Gnostic Corruption  in the 4th Century

Thomas Armitage, D.D.

From the book, The History of the Baptists, 1886

It would require a volume to trace the corruption of Christianity with Platonism, for we have this heresy in germ in the Apostolic Churches long before the Gnostics injected it into the truth at Alexandria, as the exalters and defenders of knowledge against faith.


Paul found it creeping in at Crete, Colosse and Ephesus.


The ideas of Pythagorus had prepared its way in Crete, Ephesus was the center of all pretentious philosophy, and Colosse was full of Phrygian pantheism entwined with the mysteries of Pan, Cybele and Bacchus. All these were dexterously in­terwoven into Christianity by Simon Magus, the real father of Christianized Gnosticism; others fostered it, and Manes led it to full manhood by the end of the third century. Paul saw its drift and warned Timothy against the opposition air knowledge falsely so called.


At first it was simple, without system or great power, never arraying itself openly against the truth; hence, its danger lay not in the violence of its attacks, but in its secret aggressions. Hippolytus calls it a 'hyrdra' which had been pushing its way in the dark for many years; but no error matched it in efficiency. In his time it had corrupted between thirty and forty sects and subsects who differed amongst themselves, all holding principles contrary to the simple faith of Christ and putting it under the control of Oriental paganism.


Gnosis of Alexandria is not easily defined; for it was a compound of monotheism, materialism, pantheism and spiritualism, taken from the heart of Platonism and the reasoning of Aristotle, with an admixture of native Egyptian thought.


It professed to be the essence of intelligence, and so won the learned by its liberal speculations, the rationalist by its mastery of all logic, the superstitious by its many mysteries and the ignorant by its pretense, that it explained everything. The Greek philosophy was too narrow for its tastes, and the teachings of Jesus too practical for its uses, so it made sad havoc of Homer's pure literature and Christ's plain revelations. It refused to take anything in the proper and natural meaning of its words, and its allegory distorted everything by the attempt to transfigure its simplicity.


Hippolytus says that the whole system reminded him of Thales, who, "Looking toward heaven, alleging that he was carefully examining supernal objects, fell into a well; and a certain maid, Thratta, remarked of him derisively that while intent on beholding things in heaven, he did not know what was at his feet."
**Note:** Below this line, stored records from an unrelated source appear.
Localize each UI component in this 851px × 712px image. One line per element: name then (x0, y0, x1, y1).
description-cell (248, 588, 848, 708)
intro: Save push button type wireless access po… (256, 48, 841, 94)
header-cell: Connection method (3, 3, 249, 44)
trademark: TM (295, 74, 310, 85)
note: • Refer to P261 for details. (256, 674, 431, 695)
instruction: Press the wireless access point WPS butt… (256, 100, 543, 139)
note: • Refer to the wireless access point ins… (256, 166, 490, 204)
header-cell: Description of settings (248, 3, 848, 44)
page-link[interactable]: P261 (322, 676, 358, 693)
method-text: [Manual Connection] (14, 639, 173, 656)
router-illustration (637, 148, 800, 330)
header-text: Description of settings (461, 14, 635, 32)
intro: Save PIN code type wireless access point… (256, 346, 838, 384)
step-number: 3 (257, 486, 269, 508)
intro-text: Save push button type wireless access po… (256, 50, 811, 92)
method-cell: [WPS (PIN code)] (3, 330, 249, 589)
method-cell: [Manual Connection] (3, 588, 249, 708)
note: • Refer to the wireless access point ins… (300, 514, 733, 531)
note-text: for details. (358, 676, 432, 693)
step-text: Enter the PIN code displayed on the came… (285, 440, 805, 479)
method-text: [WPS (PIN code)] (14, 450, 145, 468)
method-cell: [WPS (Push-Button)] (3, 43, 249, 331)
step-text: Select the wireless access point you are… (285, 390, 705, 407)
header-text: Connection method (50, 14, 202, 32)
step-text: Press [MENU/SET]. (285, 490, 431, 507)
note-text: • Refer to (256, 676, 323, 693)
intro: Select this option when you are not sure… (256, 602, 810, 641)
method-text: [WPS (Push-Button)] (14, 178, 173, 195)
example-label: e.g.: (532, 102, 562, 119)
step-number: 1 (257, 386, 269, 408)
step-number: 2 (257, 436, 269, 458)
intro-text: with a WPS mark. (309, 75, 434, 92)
At the opening of the fourth century none of the Churches were entirely free from this corrupt leaven. It affected their doctrine and practice, had created an aristocracy in their ministry, pushed aside the letter of Scripture in sublimating its interpretation in relation to the person of God, of Christ, good and evil, incarna­tion and atonement ; and had left but little in the Gospel unchanged, either in theory or experience.


Almost all the African fathers had gone after it, and it had pro­duced swarms of monastic orders in Greece, Gaul and Italy. Worse than this, it had destroyed the common bond of brotherhood between the rich and poor; and because of its pomp, ceremony, symbol, mystery and liturgical worship, it had found that favor with the nobles which exalted Christ's religion into an awful sacredness, and well nigh made the Church a secret society, which now cared little to up-lift the slave, the poor and the downtrodden.


This explains why Christianity took the shape that it did in its final struggle with paganism. Having corrupted itself and become weak, the steps were easy to popular influence, and the unity of the temporal with the spiritual power.


For forty years the law of Gallienus had recognized the Christians as a legal community. They had become numerous and influential. In the great cities they had large and costly temples furnished with vessels of gold and silver; their faith was much the rising fashion; the army, the civil service, the court, were filled with Christians, and the old Christ-likeness had nearly gone.